Random walks have been used to capture topological features (i.e. patterns of edges) of graphs since DeepWalk. It is done to obtain the graph embeddings from the samples taken along the random walks. The embeddings are a set of multivariate function on each of the nodes, S = {**f**(1),…, **f**(i),…,**f**(N)}. The typical number of dimensions of an embedding is in the range of [100,1000].

We managed to **theoretically **derive a set of **1-dimensional** node embeddings that reflects the topological features of graphs, as opposed to the O(100) dimensional embeddings learned by machine learning algorithms. Under mild assumptions, the set of such 1-dimensional embeddings exists and is unique for each graph.

Based on this theoretically derived embedding, we propose a method to generate smaller topological equivalent graphs for machine learning models to train from, rather than feeding subgraphs sampled from random walks on a much larger graph as usually done in the literature. Our generated graphs are topologically similar, but is not necessarily a subgraph in the larger graph provided by the data.

We compared our approach against a state-of-the-art graph generation algorithm, GraphGAN, and observed that our approach requires 3 to 4 times shorter training time, while **significantly outperforming** GraphGAN and other state-of-the-art methods in predictive accuracy. The results indicates that the theoretical model captures the graph topology better than GraphGAN.

**Link Prediction**

The task of link prediction on a graph is as follows. Suppose that the dataset is a large graph, with distinct topologies, or patterns of edges, repeating throughout the graph. The task is to predict edges in any node pairs in the graph.
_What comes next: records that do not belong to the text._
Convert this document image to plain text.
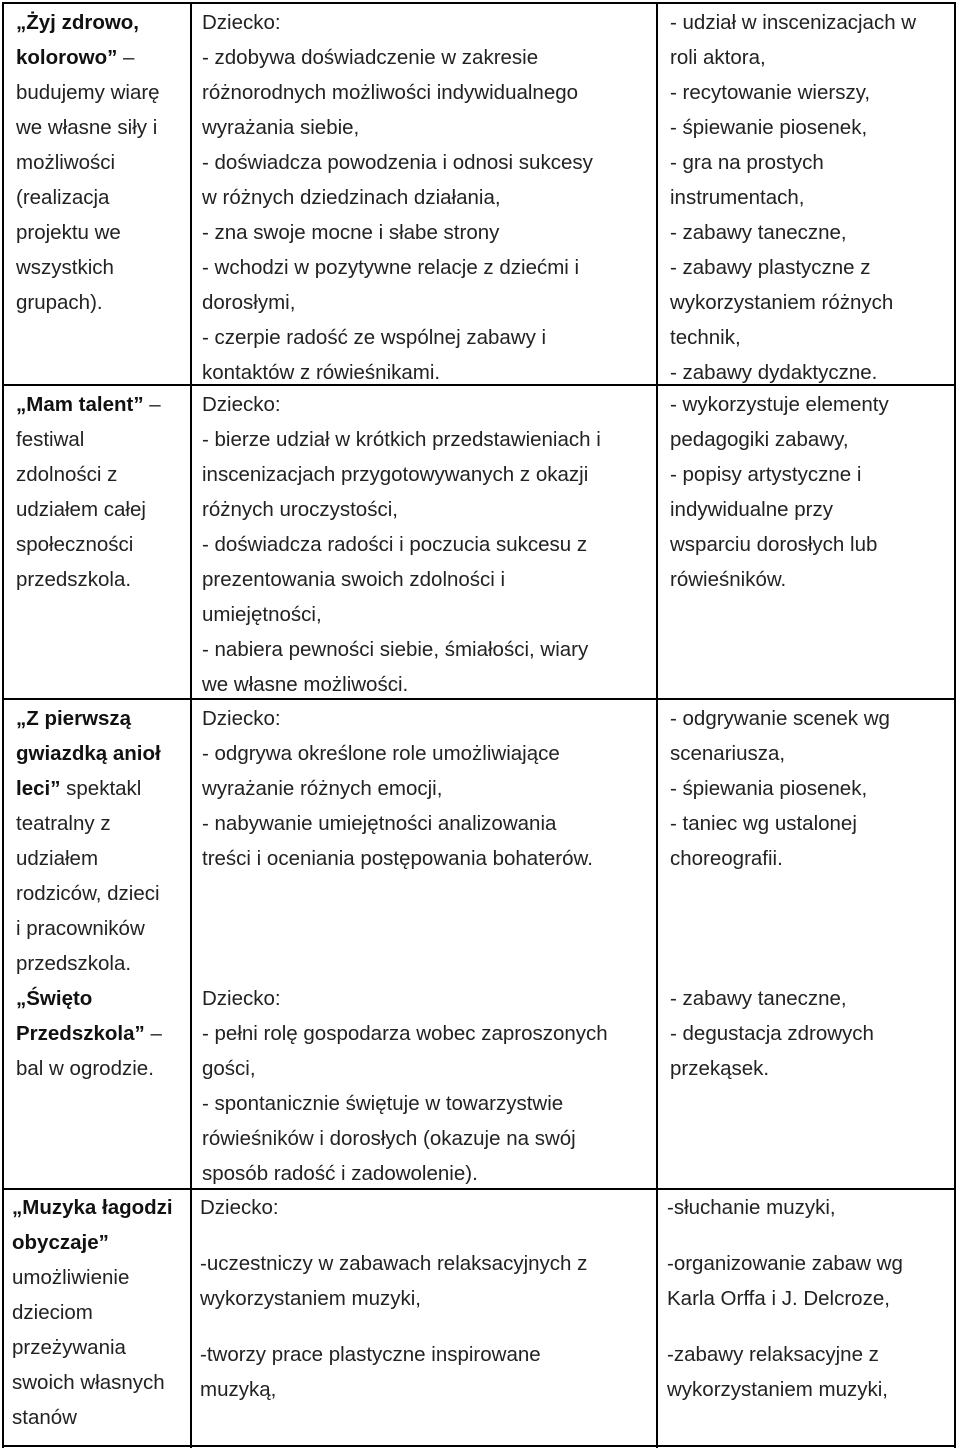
„Żyj zdrowo,
kolorowo” –
budujemy wiarę
we własne siły i
możliwości
(realizacja
projektu we
wszystkich
grupach).
Dziecko:
- zdobywa doświadczenie w zakresie
różnorodnych możliwości indywidualnego
wyrażania siebie,
- doświadcza powodzenia i odnosi sukcesy
w różnych dziedzinach działania,
- zna swoje mocne i słabe strony
- wchodzi w pozytywne relacje z dziećmi i
dorosłymi,
- czerpie radość ze wspólnej zabawy i
kontaktów z rówieśnikami.
- udział w inscenizacjach w
roli aktora,
- recytowanie wierszy,
- śpiewanie piosenek,
- gra na prostych
instrumentach,
- zabawy taneczne,
- zabawy plastyczne z
wykorzystaniem różnych
technik,
- zabawy dydaktyczne.
„Mam talent” –
festiwal
zdolności z
udziałem całej
społeczności
przedszkola.
Dziecko:
- bierze udział w krótkich przedstawieniach i
inscenizacjach przygotowywanych z okazji
różnych uroczystości,
- doświadcza radości i poczucia sukcesu z
prezentowania swoich zdolności i
umiejętności,
- nabiera pewności siebie, śmiałości, wiary
we własne możliwości.
- wykorzystuje elementy
pedagogiki zabawy,
- popisy artystyczne i
indywidualne przy
wsparciu dorosłych lub
rówieśników.
„Z pierwszą
gwiazdką anioł
leci” spektakl
teatralny z
udziałem
rodziców, dzieci
i pracowników
przedszkola.
„Święto
Przedszkola” –
bal w ogrodzie.
Dziecko:
- odgrywa określone role umożliwiające
wyrażanie różnych emocji,
- nabywanie umiejętności analizowania
treści i oceniania postępowania bohaterów.
Dziecko:
- pełni rolę gospodarza wobec zaproszonych
gości,
- spontanicznie świętuje w towarzystwie
rówieśników i dorosłych (okazuje na swój
sposób radość i zadowolenie).
- odgrywanie scenek wg
scenariusza,
- śpiewania piosenek,
- taniec wg ustalonej
choreografii.
- zabawy taneczne,
- degustacja zdrowych
przekąsek.
„Muzyka łagodzi
obyczaje”
umożliwienie
dzieciom
przeżywania
swoich własnych
stanów
Dziecko:
-uczestniczy w zabawach relaksacyjnych z
wykorzystaniem muzyki,
-tworzy prace plastyczne inspirowane
muzyką,
-słuchanie muzyki,
-organizowanie zabaw wg
Karla Orffa i J. Delcroze,
-zabawy relaksacyjne z
wykorzystaniem muzyki,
To create training batches for topological data, a typical method is to generate subgraphs centered on a node. The set of all node pairs within each subgraph is used for training. This process is repeated for all nodes in the graph.

Because the generated node pairs in a batch does not contain topological information by themselves, the model must rely on the subgraph generation method to provide such information.

# Experiments

On sparse networks, our theoretical embedding takes on a closed form. We show below with this approximation that our approach outperforms GraphGAN on two real datasets.

To obtain our model, we simply replace all subgraph generation procedures in GraphGAN with our approach using the scalar embedding.

## Datasets

We tested on a private social network dataset and the astrophysics citation network. The social network dataset has about 134,000 nodes and 357,000 edges. The astrophysics citation network is much denser, it consists of 17,000 nodes and 355,00 edges. A visualization of our private dataset is shown below.

To form the training and validation data set, we hide 10% of the edges in the graph as positive samples and generate unlinked pairs as negative samples for the validation set. The remaining 90% of the edges is used for training.

## Results

The below figure shows the validation accuracy versus time spent for the experiment on the social network.

On the social network, our approach achieves the same validation accuracy as the GraphGAN model 3 to 4 times faster due to the fact that our subgraph generation method is fully vectorizable. We used the code provided by the authors for GraphGAN.

Below is a table recording the link prediction results with state-of-the-art algorithms on the astrophysics citation network. Not only our approach is much faster than GraphGAN, we outperform all state-of-the-art results shown by a significant margin.

# Conclusion

We developed a method to generate graphs that are topologically equivalent to subgraphs in a much larger network. Using the generated graphs as training data in lieu of the given network, we showed that models using this approach can outperform state-of-the-art algorithms in both speed and predictive power.